La fabricante de neumáticos Fate completó este miércoles la desvinculación de los trabajadores que permanecían en conflicto en su planta de San Fernando, tras el cierre de la producción anunciado a mediados de febrero.
Tras un largo conflicto y mediaciones en las carteras laborales de Nación y la Provincia de Buenos Aires, la firma consiguió acuerdos con retiros voluntarios en una gran mayoría de los empleados: alrededor de 800.
El otro grupo que no llegó a entendimientos y que cuenta con el respaldo del Sindicato Único de Trabajadores del Neumático Argentino (SUTNA) permaneció con medidas de fuerza, reclamos judiciales, administrativos bajo conciliación obligatoria y con una serie de acciones políticas como el pedido a la Legislatura bonaerense y luego al Congreso para lograr una “ocupación parcial” de la planta.
La empresa tomó medidas para finalizar el conflicto
En las últimas horas, la empresa decidió enviar telegramas de despido e indemnizar al grupo que permanecía en conflicto.
El desenlace también incluyó un operativo en el predio con presencia de un escribano y fuerzas policiales durante el cual —según denunciaron trabajadores— se interrumpió el suministro eléctrico.
Desde el sector sindical y espacios políticos de izquierda calificaron el procedimiento como un “desalojo ilegal” y un acto de “sabotaje”.
Desde el Sindicato Único de Trabajadores del Neumático Argentino (SUTNA) y representantes políticos denunciaron que el accionar de la empresa vulneró acuerdos vigentes. Sostienen que existía un compromiso, homologado por la Secretaría de Trabajo, que impedía despidos hasta el 30 de junio de 2026.
En esa línea, afirman que el ingreso al predio con fuerzas de seguridad y el corte de energía constituyeron “medidas ilegales” en el marco de un lockout patronal.
Además, indicaron que un juzgado interviniente dispuso un embargo contra la empresa por unos 3.000 millones de pesos, vinculado al pago de salarios caídos.
Nueva audiencia y posiciones enfrentadas
En paralelo y según pudo saber Infocielo, este miércoles está prevista una nueva audiencia de conciliación en la delegación San Fernando del Ministerio de Trabajo, en un intento por acercar posiciones entre las partes.
Sin embargo, tanto la empresa como la representación sindical llegan con posturas firmes y sin señales de flexibilización, lo que complejiza la posibilidad de un entendimiento.
El cierre y los acuerdos
El proceso de cierre de la planta se extendió durante meses y atravesó instancias administrativas y judiciales.
La empresa avanzó en acuerdos individuales de salida con la mayoría del personal, mientras un grupo minoritario mantuvo medidas de fuerza y presencia dentro del establecimiento.

De acuerdo con la versión empresaria, las desvinculaciones se concretaron con el pago de indemnizaciones correspondientes, dando por finalizada la relación laboral con la totalidad de la nómina.
Fate argumentó desde el inicio del conflicto que la decisión de cesar la producción respondió a problemas estructurales del sector, entre ellos la pérdida de competitividad, el aumento de costos internos y la presión de importaciones, especialmente de origen asiático.

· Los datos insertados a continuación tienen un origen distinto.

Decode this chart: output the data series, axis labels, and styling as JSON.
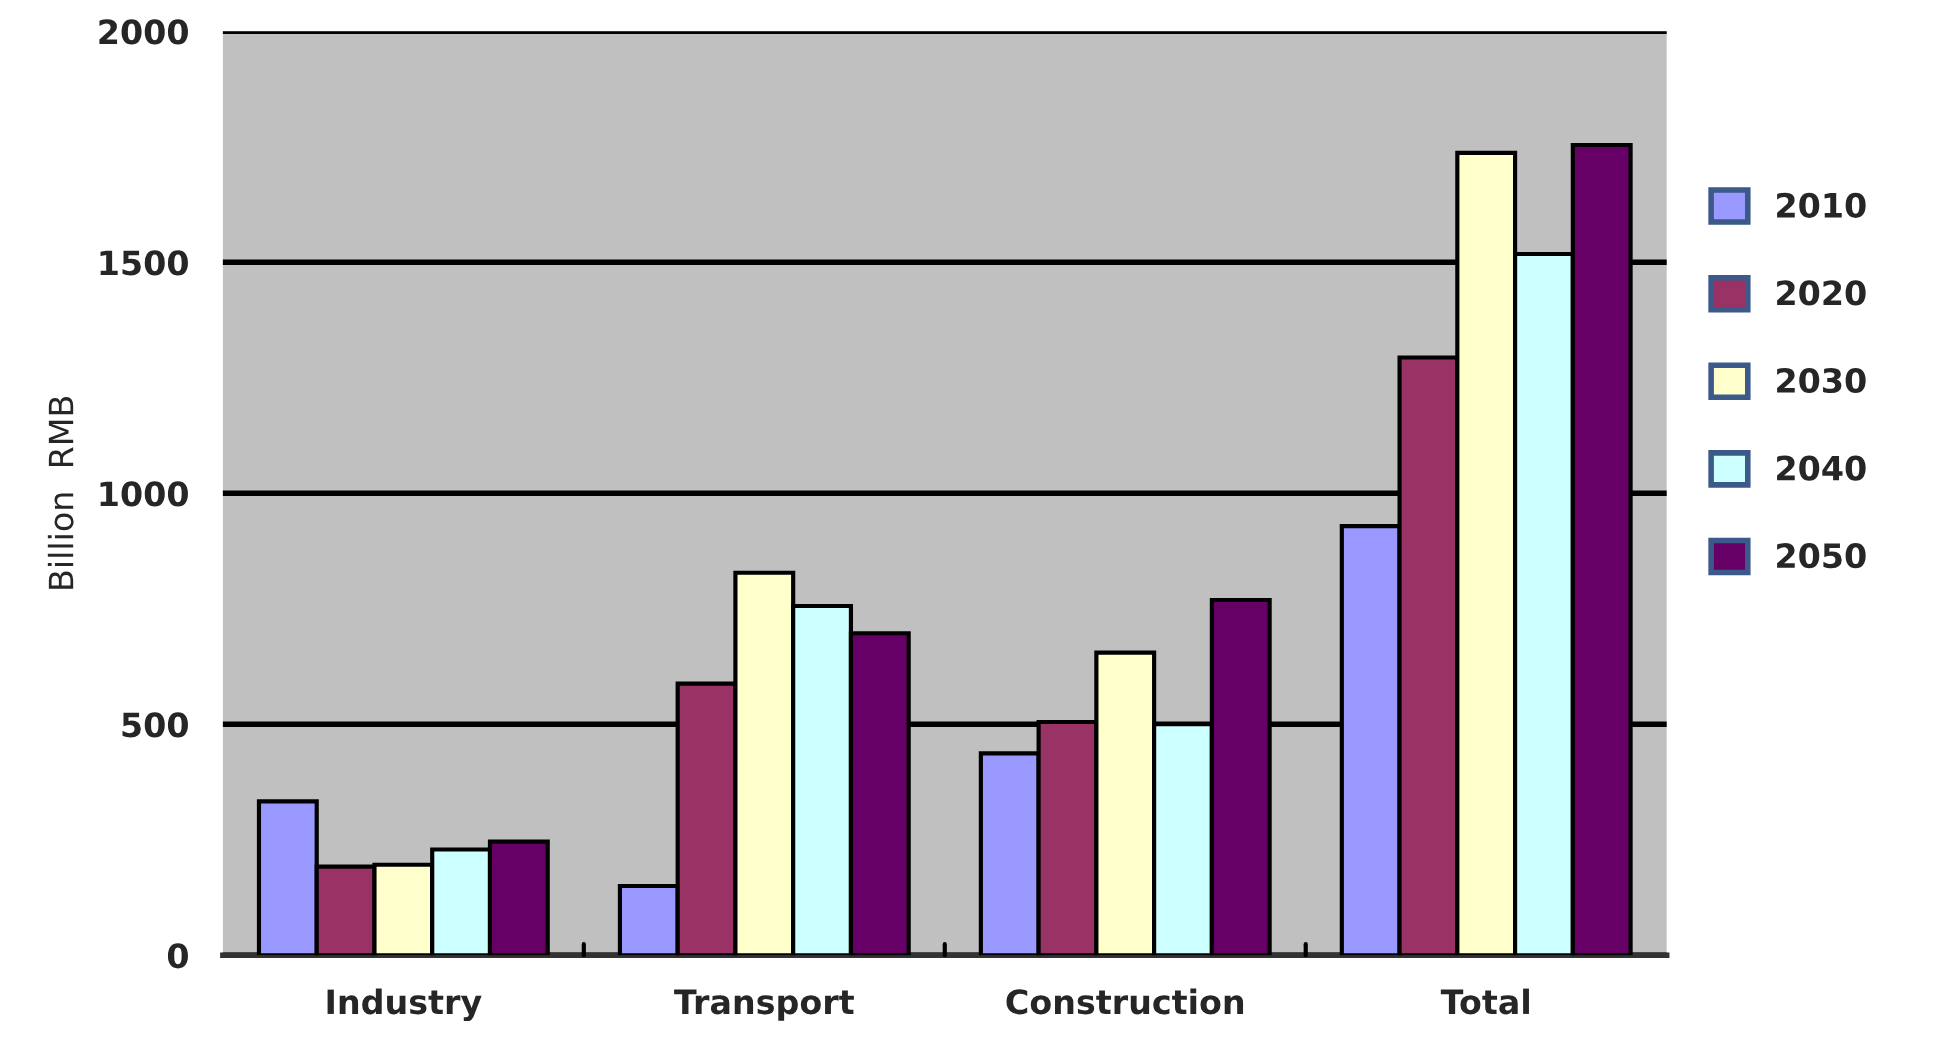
{
  "chart_data": {
    "type": "bar",
    "ylabel": "Billion  RMB",
    "categories": [
      "Industry",
      "Transport",
      "Construction",
      "Total"
    ],
    "series": [
      {
        "name": "2010",
        "color": "#9999ff",
        "values": [
          333,
          150,
          437,
          929
        ]
      },
      {
        "name": "2020",
        "color": "#993366",
        "values": [
          192,
          588,
          505,
          1294
        ]
      },
      {
        "name": "2030",
        "color": "#ffffcc",
        "values": [
          196,
          828,
          655,
          1737
        ]
      },
      {
        "name": "2040",
        "color": "#ccffff",
        "values": [
          229,
          756,
          500,
          1518
        ]
      },
      {
        "name": "2050",
        "color": "#660066",
        "values": [
          246,
          697,
          769,
          1754
        ]
      }
    ],
    "ylim": [
      0,
      2000
    ],
    "yticks": [
      0,
      500,
      1000,
      1500,
      2000
    ],
    "grid": "y",
    "legend": "right"
  }
}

También señaló el impacto de conflictos laborales prolongados en la actividad.
Con la finalización de los vínculos laborales, el foco se traslada ahora a las instancias judiciales abiertas y a las posibles derivaciones políticas de un conflicto que, durante meses, combinó reclamos gremiales, decisiones empresarias y debate sobre el rumbo productivo.